# S&W M65 Project



## FHBrumb (Oct 27, 2007)

I bought a plain jane M65 on GB for just a hint under $500. I was very pleased with the purchase. It had just a hint of a turn line and imperceptable flame cutting marks, which told me it wasn't used hard. At the range, it showed it was a good pistol.









I then bought a set of Wolff Springs, a new style thumb latch, a decent set of grips, some 800 and 1000 grit wet dry, a handful of felt polishing wheels for my Dremel Tool, and a jar of Mother's Brand Metal Polish.

I installed the components, and polished up the pistol nicely. All the buffing took easily 4+ hours. I left a few parts matte, for interesting contrast. They include: Top strap from muzzle to grip, the muzzle itself, inside the trigger guard, the ejector rod, and the flutes. I cleaned up all internal contact surfaces for smooth triggering. I added a splash of blaze orange to the front sight.

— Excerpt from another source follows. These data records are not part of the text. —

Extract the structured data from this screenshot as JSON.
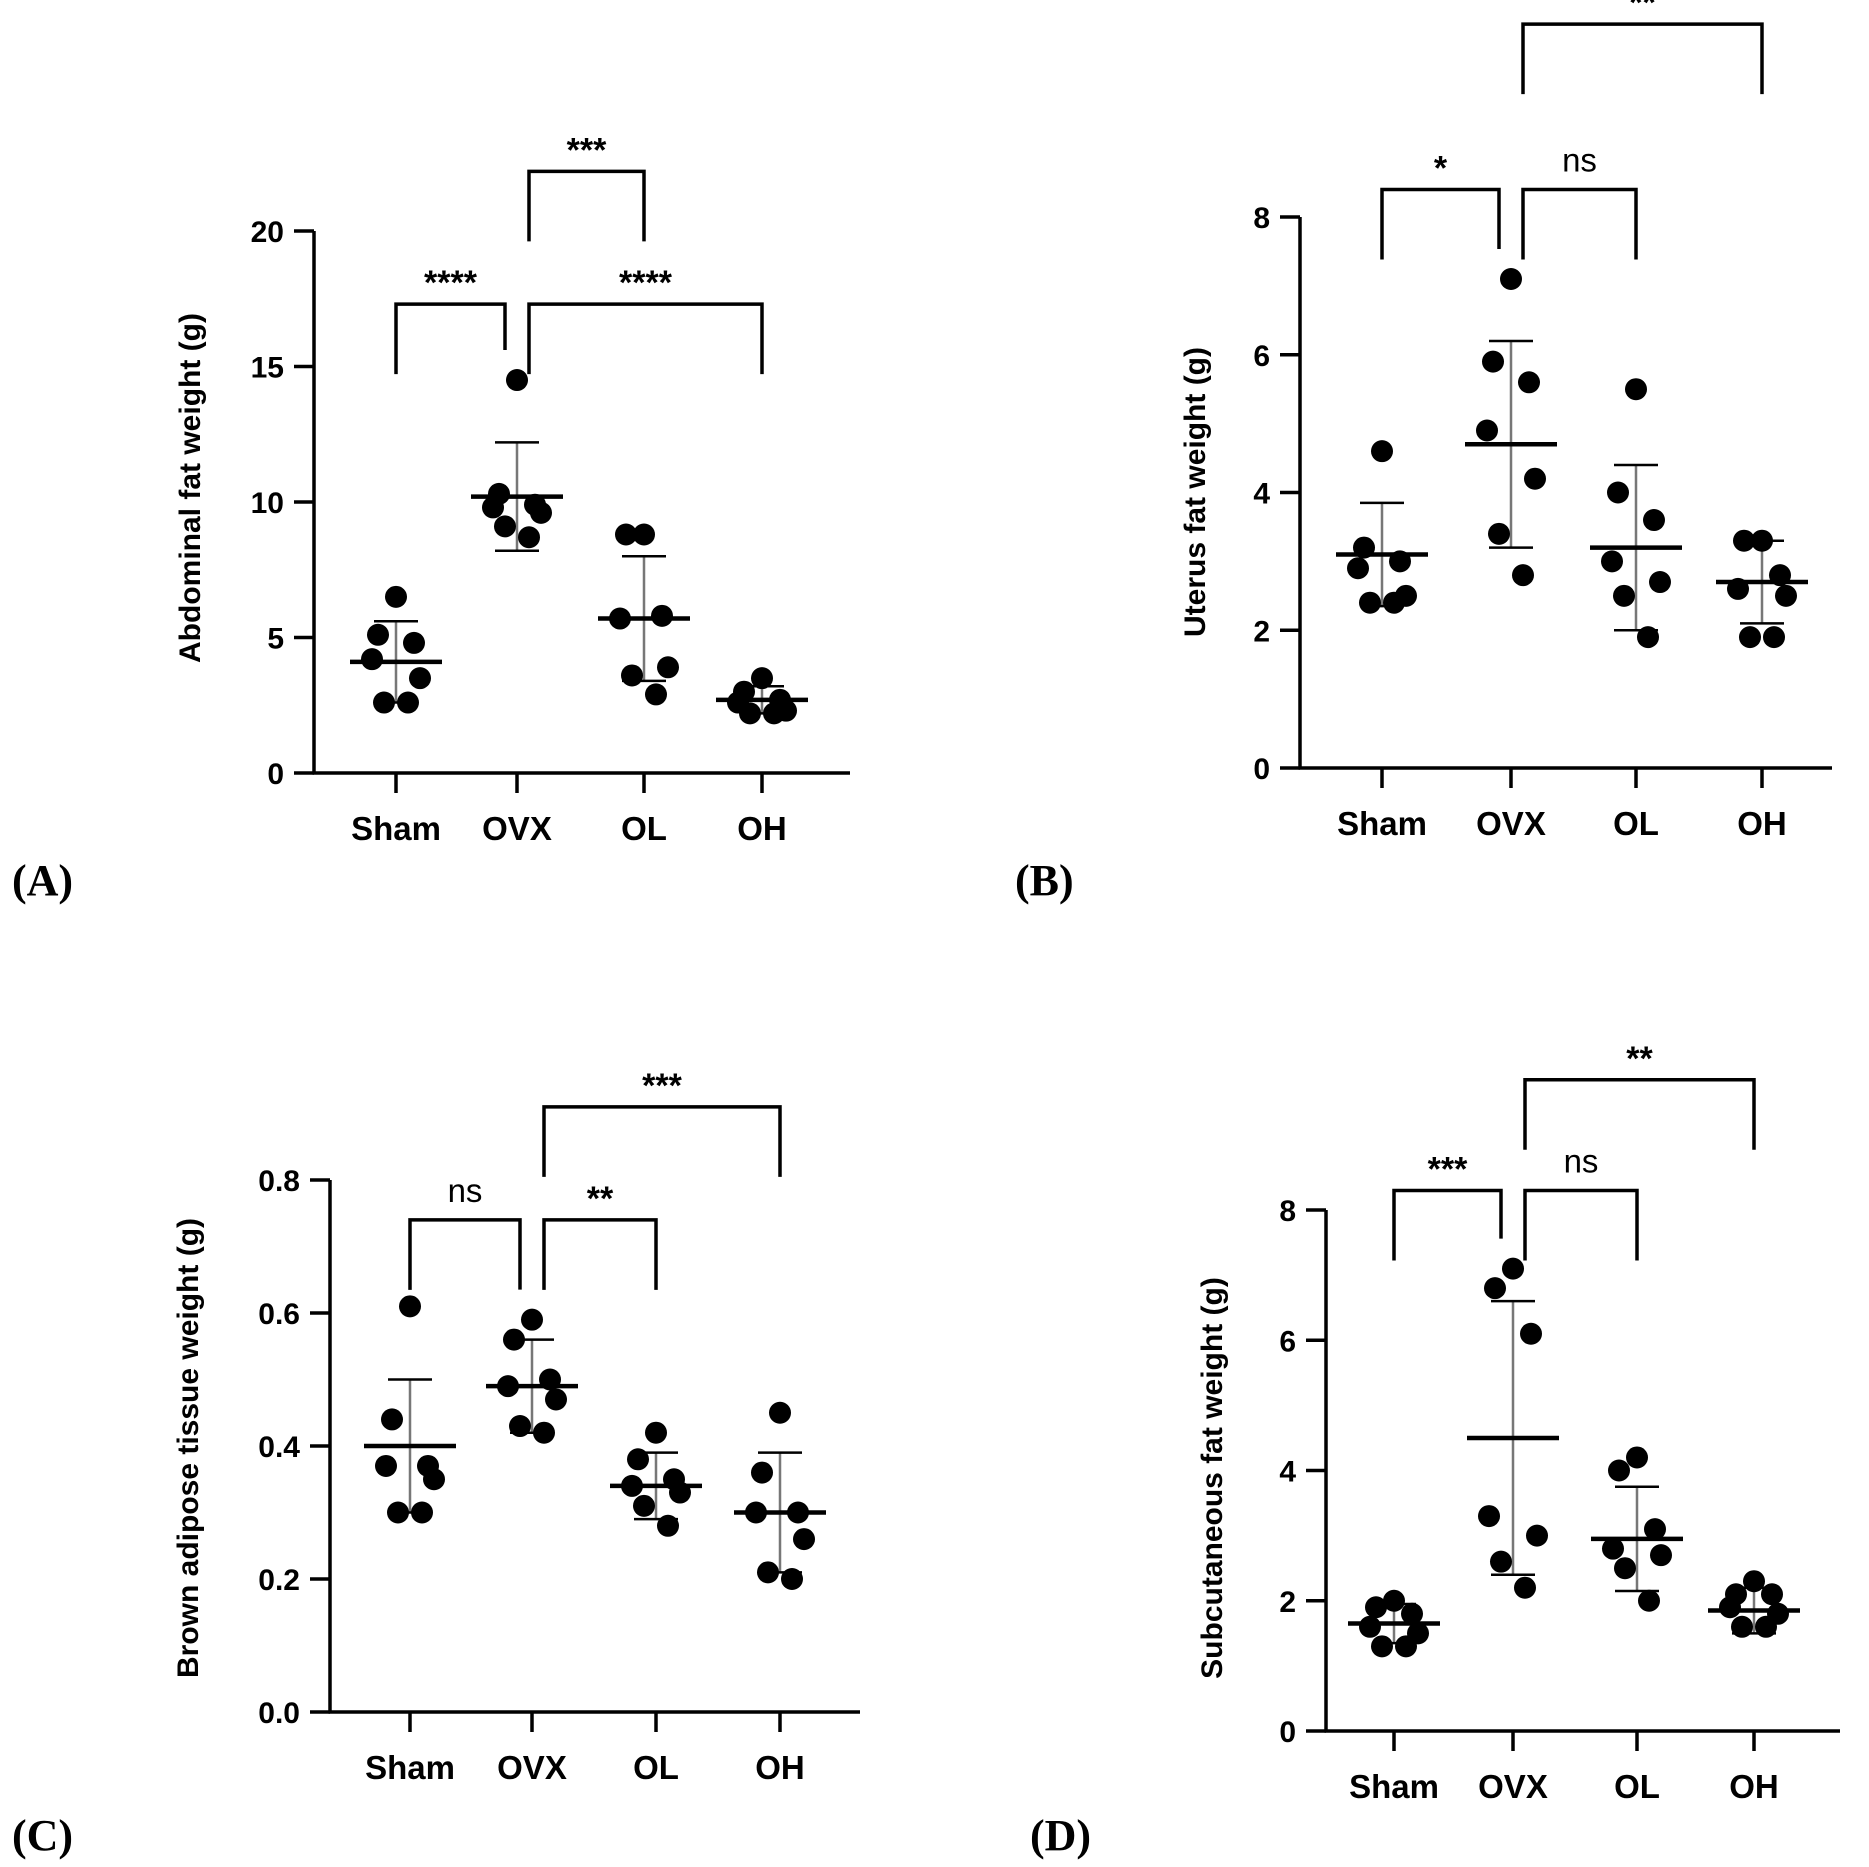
{
  "figure": {
    "colors": {
      "ink": "#000000",
      "error_bar": "#777777",
      "background": "#ffffff"
    }
  },
  "chart_data": [
    {
      "panel": "(A)",
      "type": "scatter",
      "ylabel": "Abdominal fat weight (g)",
      "xlabel": "",
      "categories": [
        "Sham",
        "OVX",
        "OL",
        "OH"
      ],
      "ylim": [
        0,
        20
      ],
      "yticks": [
        0,
        5,
        10,
        15,
        20
      ],
      "tick_labels": [
        "0",
        "5",
        "10",
        "15",
        "20"
      ],
      "points": [
        [
          6.5,
          5.1,
          4.8,
          4.2,
          3.5,
          2.6,
          2.6
        ],
        [
          14.5,
          10.3,
          9.9,
          9.8,
          9.6,
          9.1,
          8.7
        ],
        [
          8.8,
          8.8,
          5.8,
          5.7,
          3.9,
          3.6,
          2.9
        ],
        [
          3.5,
          3.0,
          2.7,
          2.6,
          2.3,
          2.2,
          2.2
        ]
      ],
      "mean": [
        4.1,
        10.2,
        5.7,
        2.7
      ],
      "sd": [
        1.5,
        2.0,
        2.3,
        0.5
      ],
      "comparisons": [
        {
          "from": 0,
          "to": 1,
          "label": "****",
          "y": 17.3
        },
        {
          "from": 1,
          "to": 3,
          "label": "****",
          "y": 17.3
        },
        {
          "from": 1,
          "to": 2,
          "label": "***",
          "y": 22.2
        }
      ]
    },
    {
      "panel": "(B)",
      "type": "scatter",
      "ylabel": "Uterus fat weight (g)",
      "xlabel": "",
      "categories": [
        "Sham",
        "OVX",
        "OL",
        "OH"
      ],
      "ylim": [
        0,
        8
      ],
      "yticks": [
        0,
        2,
        4,
        6,
        8
      ],
      "tick_labels": [
        "0",
        "2",
        "4",
        "6",
        "8"
      ],
      "points": [
        [
          4.6,
          3.2,
          3.0,
          2.9,
          2.5,
          2.4,
          2.4
        ],
        [
          7.1,
          5.9,
          5.6,
          4.9,
          4.2,
          3.4,
          2.8
        ],
        [
          5.5,
          4.0,
          3.6,
          3.0,
          2.7,
          2.5,
          1.9
        ],
        [
          3.3,
          3.3,
          2.8,
          2.6,
          2.5,
          1.9,
          1.9
        ]
      ],
      "mean": [
        3.1,
        4.7,
        3.2,
        2.7
      ],
      "sd": [
        0.75,
        1.5,
        1.2,
        0.6
      ],
      "comparisons": [
        {
          "from": 0,
          "to": 1,
          "label": "*",
          "y": 8.4
        },
        {
          "from": 1,
          "to": 2,
          "label": "ns",
          "y": 8.4
        },
        {
          "from": 1,
          "to": 3,
          "label": "**",
          "y": 10.8
        }
      ]
    },
    {
      "panel": "(C)",
      "type": "scatter",
      "ylabel": "Brown adipose tissue weight (g)",
      "xlabel": "",
      "categories": [
        "Sham",
        "OVX",
        "OL",
        "OH"
      ],
      "ylim": [
        0,
        0.8
      ],
      "yticks": [
        0,
        0.2,
        0.4,
        0.6,
        0.8
      ],
      "tick_labels": [
        "0.0",
        "0.2",
        "0.4",
        "0.6",
        "0.8"
      ],
      "points": [
        [
          0.61,
          0.44,
          0.37,
          0.37,
          0.35,
          0.3,
          0.3
        ],
        [
          0.59,
          0.56,
          0.5,
          0.49,
          0.47,
          0.43,
          0.42
        ],
        [
          0.42,
          0.38,
          0.35,
          0.34,
          0.33,
          0.31,
          0.28
        ],
        [
          0.45,
          0.36,
          0.3,
          0.3,
          0.26,
          0.21,
          0.2
        ]
      ],
      "mean": [
        0.4,
        0.49,
        0.34,
        0.3
      ],
      "sd": [
        0.1,
        0.07,
        0.05,
        0.09
      ],
      "comparisons": [
        {
          "from": 0,
          "to": 1,
          "label": "ns",
          "y": 0.74
        },
        {
          "from": 1,
          "to": 2,
          "label": "**",
          "y": 0.74
        },
        {
          "from": 1,
          "to": 3,
          "label": "***",
          "y": 0.91
        }
      ]
    },
    {
      "panel": "(D)",
      "type": "scatter",
      "ylabel": "Subcutaneous fat weight (g)",
      "xlabel": "",
      "categories": [
        "Sham",
        "OVX",
        "OL",
        "OH"
      ],
      "ylim": [
        0,
        8
      ],
      "yticks": [
        0,
        2,
        4,
        6,
        8
      ],
      "tick_labels": [
        "0",
        "2",
        "4",
        "6",
        "8"
      ],
      "points": [
        [
          2.0,
          1.9,
          1.8,
          1.6,
          1.5,
          1.3,
          1.3
        ],
        [
          7.1,
          6.8,
          6.1,
          3.3,
          3.0,
          2.6,
          2.2
        ],
        [
          4.2,
          4.0,
          3.1,
          2.8,
          2.7,
          2.5,
          2.0
        ],
        [
          2.3,
          2.1,
          2.1,
          1.9,
          1.8,
          1.6,
          1.6
        ]
      ],
      "mean": [
        1.65,
        4.5,
        2.95,
        1.85
      ],
      "sd": [
        0.3,
        2.1,
        0.8,
        0.35
      ],
      "comparisons": [
        {
          "from": 0,
          "to": 1,
          "label": "***",
          "y": 8.3
        },
        {
          "from": 1,
          "to": 2,
          "label": "ns",
          "y": 8.3
        },
        {
          "from": 1,
          "to": 3,
          "label": "**",
          "y": 10.0
        }
      ]
    }
  ]
}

What do you think of my "new" Model 65?

(My only regret is that I suck so bad with a camera...)


----------



## DevilsJohnson (Oct 21, 2007)

Nice work, have you tested how she'll shoot yet?


----------



## FHBrumb (Oct 27, 2007)

Yup, it shoots great. On an 8 inch shoot and see at 25 yards, double action, it was a "never missed" day. I didn't shoot for groups, just punched a bunch of holes.


----------



## wjh2657 (Jun 18, 2008)

I love K Frames! That is one sweet 65 you have there. I have a M&P (pre 10) in 2" that is my favorite revolver. I am currently looking for a 19 or 66 to fix up. I think the K Frame S&W fits the hand best of all of the DA wheelguns. You are going to heve some really enjoyable shooting with your 65.


----------



## JeffWard (Aug 24, 2007)

What a make-over.

From "ho-hum" to "Sweet"

JW


----------